Gold broke beyond the $1,800 per ounce target long eyed by bulls in the precious metal as concerns about the second wave of coronavirus infections colluded with stimulus measures aimed at helping economic recovery from the pandemic.
Some analysts predicted the yellow metal would set record highs above $2,000 in the coming months as Covid-19 cases ramp up.
“Speculation is a reason for change in gold prices,” tweeted Rachit Mehndirrata, an independent strategist on gold. “Investors speculate as to what government and central banks are going to do and then act.”
U.S. gold futures on Comex settled up $19.30, or 1.1%, at $1,800.50, after hitting an intraday high at $1,803.95. It was the highest reached by a benchmark Comex contract for gold since the all-time peak of $1,911.60 set in September 2011.
Spot gold was $8.58, or 0.5%, higher at $1,781.20 by 3:40 PM ET (19:40 GMT), after a session high of $1,785.97. That was the highest for bullion since its September 2011 record of $1,920.85.
“I believe that with additional lockdowns happening globally that central banks will continue to support the market at any cost,” said Philip Streible, the chief market strategist at Blue Line Futures in Chicago. “This should result in the Fed's balance sheet continuing to grow and in turn provide underlying support in the precious metals markets. Gold should continue to track higher with $1,900 by Labor Day, $2,000 by Thanksgiving.”
New cases of Covid-19 have been raging again across the United States and other key economic centers of the world — a phenomenon that those long on risk have done their best to downplay or ignore.
The United States has reported some 40,000 new coronavirus cases daily in the ongoing outbreak, and top U.S. pandemics expert Anthony Fauci said on Tuesday this could grow to 100,000 daily without proper social-distancing and other safety measures.
Other health officials said the true national caseload was probably 10 times the official count.
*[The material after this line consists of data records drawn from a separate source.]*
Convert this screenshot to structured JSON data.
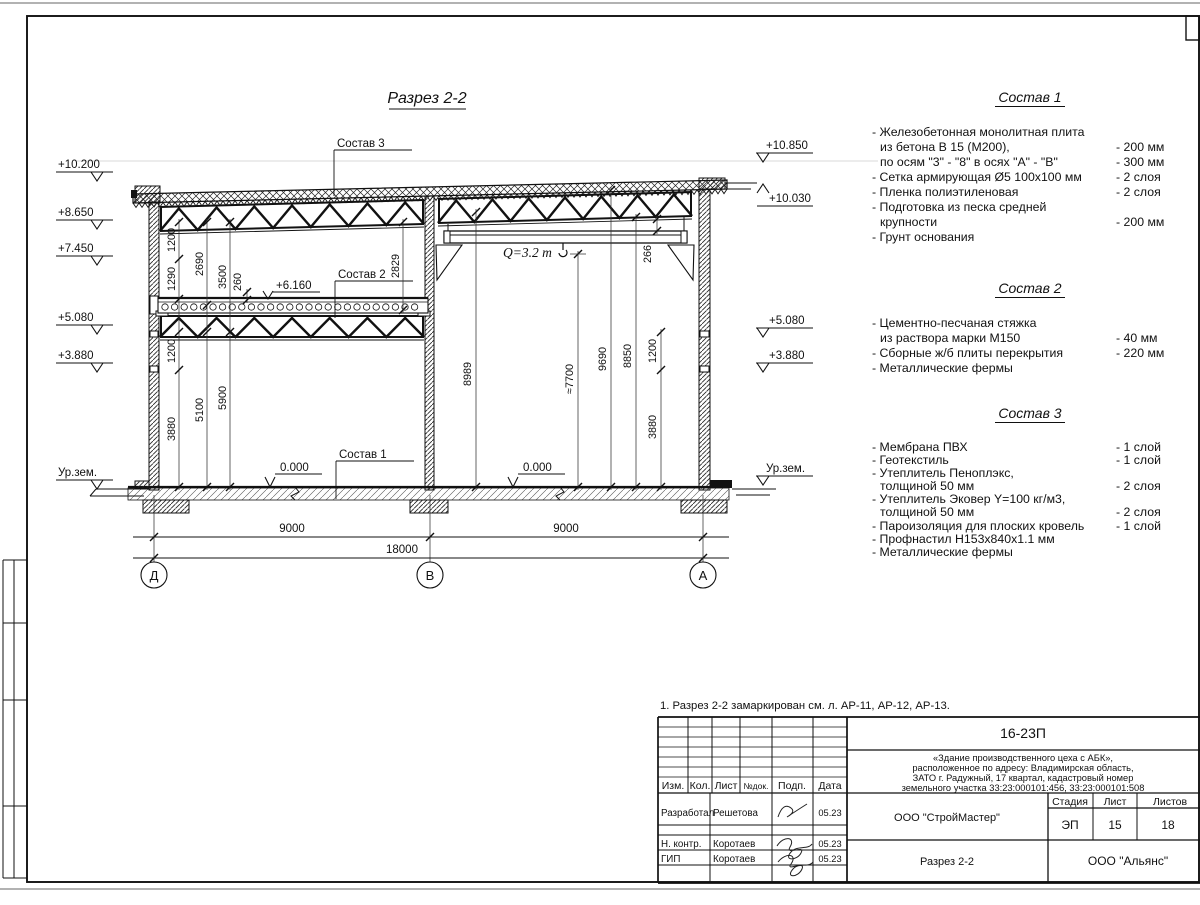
{
  "sheet": {
    "note": "1. Разрез 2-2 замаркирован см. л. АР-11, АР-12, АР-13."
  },
  "section": {
    "title": "Разрез 2-2",
    "callout_sostav3": "Состав 3",
    "callout_sostav2": "Состав 2",
    "callout_sostav1": "Состав 1",
    "elev_6160": "+6.160",
    "zero_left": "0.000",
    "zero_right": "0.000",
    "crane_capacity": "Q=3.2 т",
    "elev_left": [
      "+10.200",
      "+8.650",
      "+7.450",
      "+5.080",
      "+3.880",
      "Ур.зем."
    ],
    "elev_right": [
      "+10.850",
      "+10.030",
      "+5.080",
      "+3.880",
      "Ур.зем."
    ],
    "vdims": [
      "1200",
      "1290",
      "2690",
      "3500",
      "260",
      "2829",
      "1200",
      "3880",
      "5100",
      "5900",
      "8989",
      "≈7700",
      "9690",
      "8850",
      "1200",
      "3880",
      "266"
    ],
    "hdims": [
      "9000",
      "9000",
      "18000"
    ],
    "axes": [
      "Д",
      "В",
      "А"
    ]
  },
  "compositions": [
    {
      "title": "Состав 1",
      "rows": [
        {
          "text": "- Железобетонная  монолитная плита",
          "value": ""
        },
        {
          "text": "из бетона В 15 (М200),",
          "value": "- 200 мм"
        },
        {
          "text": "по осям \"3\" - \"8\" в осях \"А\" - \"В\"",
          "value": "- 300 мм"
        },
        {
          "text": "- Сетка армирующая Ø5 100х100 мм",
          "value": "- 2 слоя"
        },
        {
          "text": "- Пленка полиэтиленовая",
          "value": "-  2 слоя"
        },
        {
          "text": "- Подготовка из песка средней",
          "value": ""
        },
        {
          "text": "крупности",
          "value": "- 200 мм"
        },
        {
          "text": "- Грунт основания",
          "value": ""
        }
      ]
    },
    {
      "title": "Состав 2",
      "rows": [
        {
          "text": "- Цементно-песчаная стяжка",
          "value": ""
        },
        {
          "text": "из раствора марки М150",
          "value": "- 40 мм"
        },
        {
          "text": "- Сборные ж/б плиты перекрытия",
          "value": "- 220 мм"
        },
        {
          "text": "- Металлические фермы",
          "value": ""
        }
      ]
    },
    {
      "title": "Состав 3",
      "rows": [
        {
          "text": "- Мембрана ПВХ",
          "value": "- 1 слой"
        },
        {
          "text": "- Геотекстиль",
          "value": "- 1 слой"
        },
        {
          "text": "- Утеплитель Пеноплэкс,",
          "value": ""
        },
        {
          "text": "толщиной 50 мм",
          "value": "- 2 слоя"
        },
        {
          "text": "- Утеплитель Эковер Y=100 кг/м3,",
          "value": ""
        },
        {
          "text": "толщиной 50 мм",
          "value": "- 2 слоя"
        },
        {
          "text": "- Пароизоляция для плоских кровель",
          "value": "- 1 слой"
        },
        {
          "text": "- Профнастил Н153х840х1.1 мм",
          "value": ""
        },
        {
          "text": "- Металлические фермы",
          "value": ""
        }
      ]
    }
  ],
  "titleblock": {
    "code": "16-23П",
    "object_lines": [
      "«Здание производственного цеха с АБК»,",
      "расположенное по адресу: Владимирская область,",
      "ЗАТО г. Радужный, 17 квартал, кадастровый номер",
      "земельного участка 33:23:000101:456, 33:23:000101:508"
    ],
    "col_headers": [
      "Изм.",
      "Кол.",
      "Лист",
      "№док.",
      "Подп.",
      "Дата"
    ],
    "rows": [
      {
        "role": "Разработал",
        "name": "Решетова",
        "date": "05.23"
      },
      {
        "role": "Н. контр.",
        "name": "Коротаев",
        "date": "05.23"
      },
      {
        "role": "ГИП",
        "name": "Коротаев",
        "date": "05.23"
      }
    ],
    "designer_org": "ООО \"СтройМастер\"",
    "customer_org": "ООО \"Альянс\"",
    "doc_title": "Разрез 2-2",
    "stage_label": "Стадия",
    "sheet_label": "Лист",
    "sheets_label": "Листов",
    "stage": "ЭП",
    "sheet_num": "15",
    "sheets_total": "18"
  }
}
These estimates come as 2.7 million Americans have already been infected by the coronavirus, with a death toll nearing 130,000. A new model by the University of Washington also predicts 200,000 coronavirus deaths in the United States by Oct. 1.
Outside of the United States, China to India to New Zealand have all had higher caseloads recently.
The U.S. Federal Reserve and Congress have passed more than $3 trillion in stimulus to aid economic recovery from the pandemic.
The International Monetary Fund has, meanwhile, slashed its already gloomy growth projections for 2020, saying it expected the global economy to now contract 4.9% this year. That was much lower than the 3% drop it forecast in April.